Depuis la loi FILLON « l’accord majoritaire » (signature obligatoire
du syndicat le plus représenté dans l’entreprise) signifie en fait l’accord
de la CGT. Ajoutons que l’accord éventuellement passé avec les
syndicats déterminera la rémunération des heures supplémentaires choisies,
mais celle-ci ne pourra être inférieure au taux en vigueur dans l’entreprise
pour les heures non choisies (en général 25%) : un « acquis
social » ne se négocie pas ! Enfin, c’est l’hypothétique accord d’entreprise qui
doit fixer la façon dont le salarié pourra bénéficier de ses heures.
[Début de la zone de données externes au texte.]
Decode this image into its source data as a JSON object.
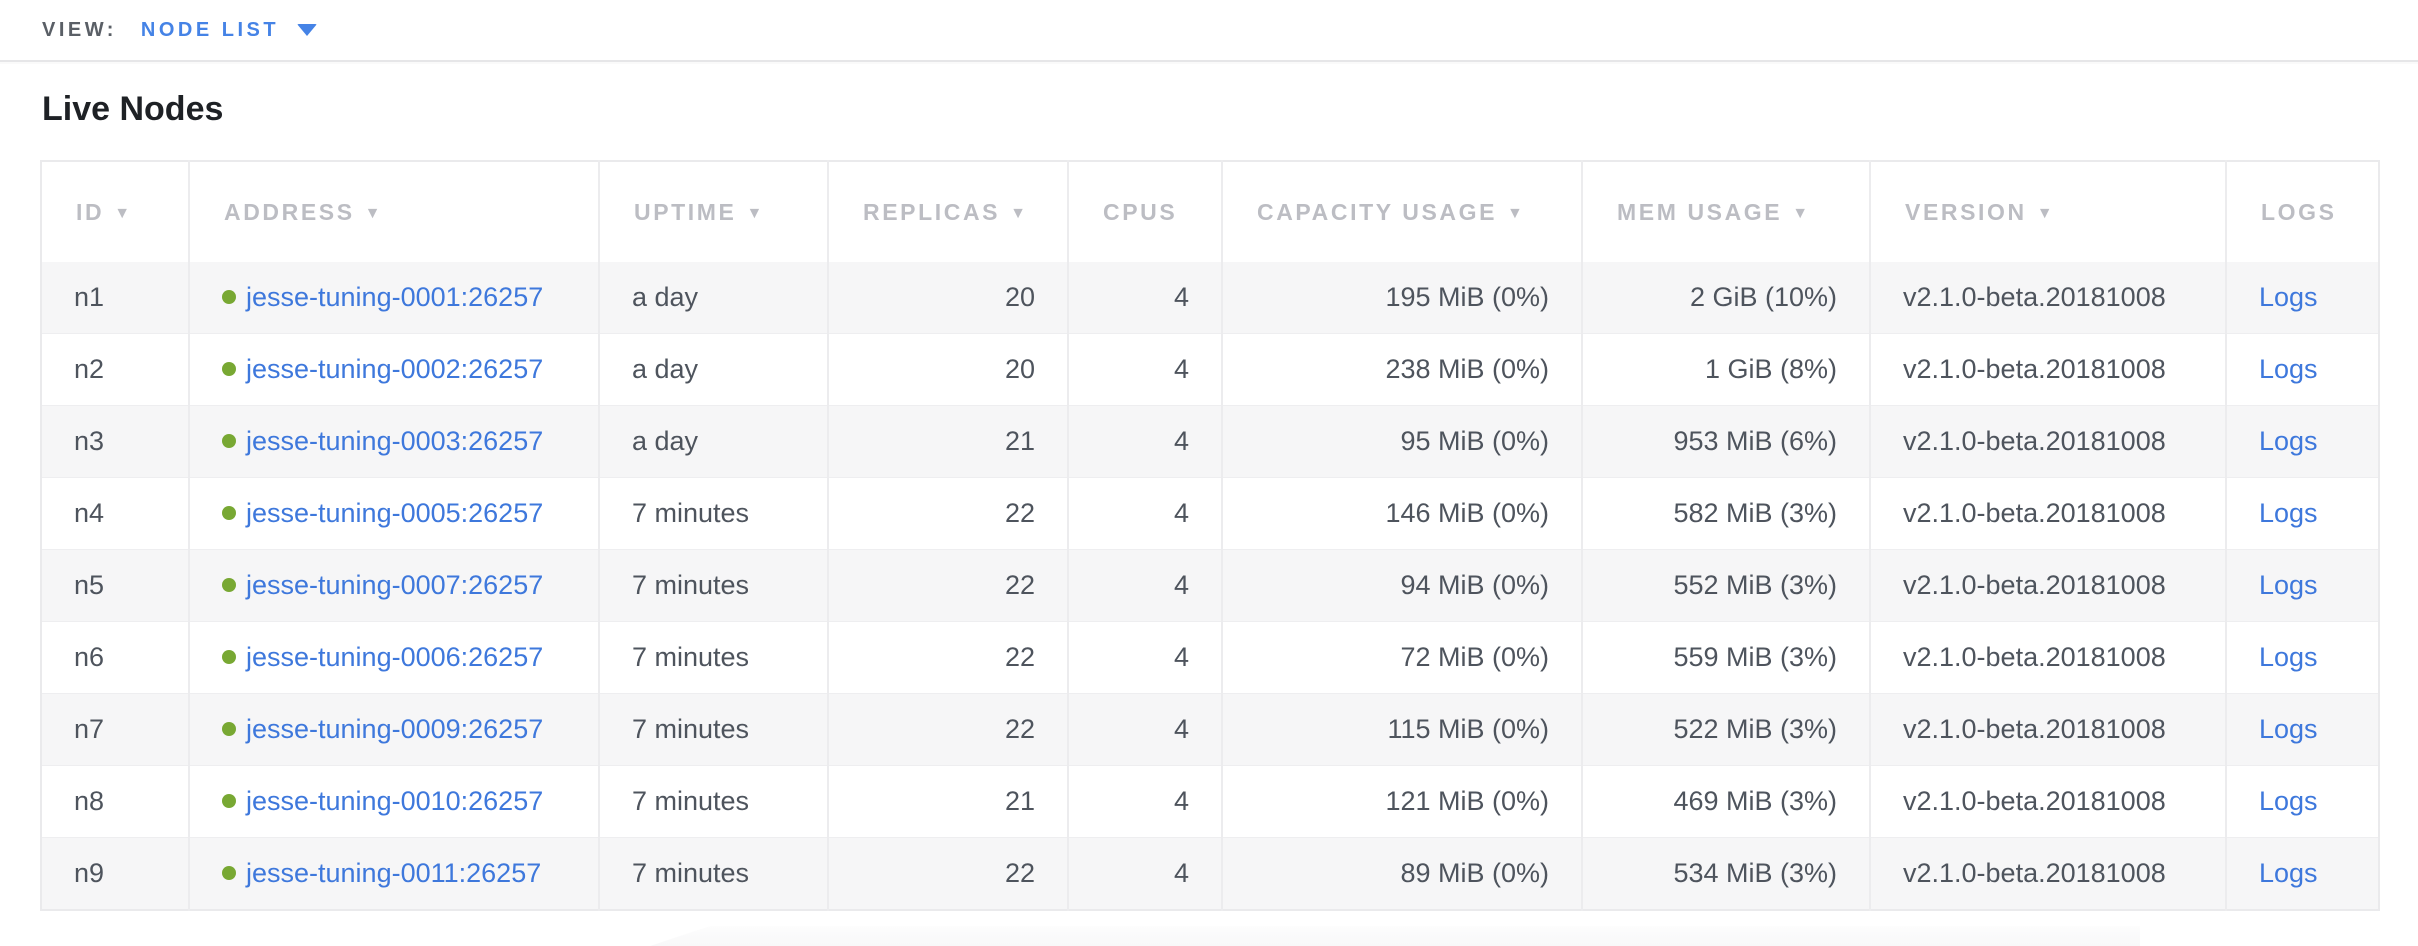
{
  "subnav": {
    "view_label": "VIEW:",
    "selected_view": "NODE LIST"
  },
  "page": {
    "title": "Live Nodes"
  },
  "colors": {
    "accent_link_blue": "#3e78dc",
    "subnav_blue": "#4583e6",
    "live_dot_green": "#78a833",
    "header_gray": "#bcbdc3",
    "cell_text": "#4e545d",
    "row_stripe": "#f6f6f7"
  },
  "icons": {
    "dropdown": "chevron-down-icon",
    "sort": "sort-desc-arrow-icon",
    "node_status": "green-dot-icon"
  },
  "table": {
    "columns": [
      {
        "key": "id",
        "label": "ID",
        "sortable": true
      },
      {
        "key": "address",
        "label": "ADDRESS",
        "sortable": true
      },
      {
        "key": "uptime",
        "label": "UPTIME",
        "sortable": true
      },
      {
        "key": "replicas",
        "label": "REPLICAS",
        "sortable": true
      },
      {
        "key": "cpus",
        "label": "CPUS",
        "sortable": false
      },
      {
        "key": "capacity_usage",
        "label": "CAPACITY USAGE",
        "sortable": true
      },
      {
        "key": "mem_usage",
        "label": "MEM USAGE",
        "sortable": true
      },
      {
        "key": "version",
        "label": "VERSION",
        "sortable": true
      },
      {
        "key": "logs",
        "label": "LOGS",
        "sortable": false
      }
    ],
    "rows": [
      {
        "id": "n1",
        "address": "jesse-tuning-0001:26257",
        "uptime": "a day",
        "replicas": "20",
        "cpus": "4",
        "capacity_usage": "195 MiB (0%)",
        "mem_usage": "2 GiB (10%)",
        "version": "v2.1.0-beta.20181008",
        "logs": "Logs"
      },
      {
        "id": "n2",
        "address": "jesse-tuning-0002:26257",
        "uptime": "a day",
        "replicas": "20",
        "cpus": "4",
        "capacity_usage": "238 MiB (0%)",
        "mem_usage": "1 GiB (8%)",
        "version": "v2.1.0-beta.20181008",
        "logs": "Logs"
      },
      {
        "id": "n3",
        "address": "jesse-tuning-0003:26257",
        "uptime": "a day",
        "replicas": "21",
        "cpus": "4",
        "capacity_usage": "95 MiB (0%)",
        "mem_usage": "953 MiB (6%)",
        "version": "v2.1.0-beta.20181008",
        "logs": "Logs"
      },
      {
        "id": "n4",
        "address": "jesse-tuning-0005:26257",
        "uptime": "7 minutes",
        "replicas": "22",
        "cpus": "4",
        "capacity_usage": "146 MiB (0%)",
        "mem_usage": "582 MiB (3%)",
        "version": "v2.1.0-beta.20181008",
        "logs": "Logs"
      },
      {
        "id": "n5",
        "address": "jesse-tuning-0007:26257",
        "uptime": "7 minutes",
        "replicas": "22",
        "cpus": "4",
        "capacity_usage": "94 MiB (0%)",
        "mem_usage": "552 MiB (3%)",
        "version": "v2.1.0-beta.20181008",
        "logs": "Logs"
      },
      {
        "id": "n6",
        "address": "jesse-tuning-0006:26257",
        "uptime": "7 minutes",
        "replicas": "22",
        "cpus": "4",
        "capacity_usage": "72 MiB (0%)",
        "mem_usage": "559 MiB (3%)",
        "version": "v2.1.0-beta.20181008",
        "logs": "Logs"
      },
      {
        "id": "n7",
        "address": "jesse-tuning-0009:26257",
        "uptime": "7 minutes",
        "replicas": "22",
        "cpus": "4",
        "capacity_usage": "115 MiB (0%)",
        "mem_usage": "522 MiB (3%)",
        "version": "v2.1.0-beta.20181008",
        "logs": "Logs"
      },
      {
        "id": "n8",
        "address": "jesse-tuning-0010:26257",
        "uptime": "7 minutes",
        "replicas": "21",
        "cpus": "4",
        "capacity_usage": "121 MiB (0%)",
        "mem_usage": "469 MiB (3%)",
        "version": "v2.1.0-beta.20181008",
        "logs": "Logs"
      },
      {
        "id": "n9",
        "address": "jesse-tuning-0011:26257",
        "uptime": "7 minutes",
        "replicas": "22",
        "cpus": "4",
        "capacity_usage": "89 MiB (0%)",
        "mem_usage": "534 MiB (3%)",
        "version": "v2.1.0-beta.20181008",
        "logs": "Logs"
      }
    ]
  }
}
Il
aurait le choix entre le paiement des jours de RTT (mis sur un compte
d’épargne temps) à la fin de chaque année (il aura donc un revenu plus
élevé puisqu’il aura travaillé plus), le transfert sur le plan d’épargne
d’entreprise ou le plan retraite collectif, ou encore l’accumulation des
jours pendant des années pour partir en retraite plus tôt. Voilà qui est
bien compliqué, au lieu de dire simplement que le salarié qui veut travailler
plus pourra le faire et être ainsi mieux rémunéré. Au total, le plan RAFFARIN représente
sûrement un petit pas vers un certain assouplissement. Mais il est présenté
aussi comme le dernier pas, et l’on est bien loin de ce qu’exigerait la
liberté du travail. D’une part la réglementation est complexe et coûteuse,
dangereuse pour la compétitivité. D’autre part le principe du « dialogue
social » est toujours le même : préférence est donnée au rôle
des syndicats et à la négociation collective sur le contrat de travail
et la libre volonté des employeurs et des salariés.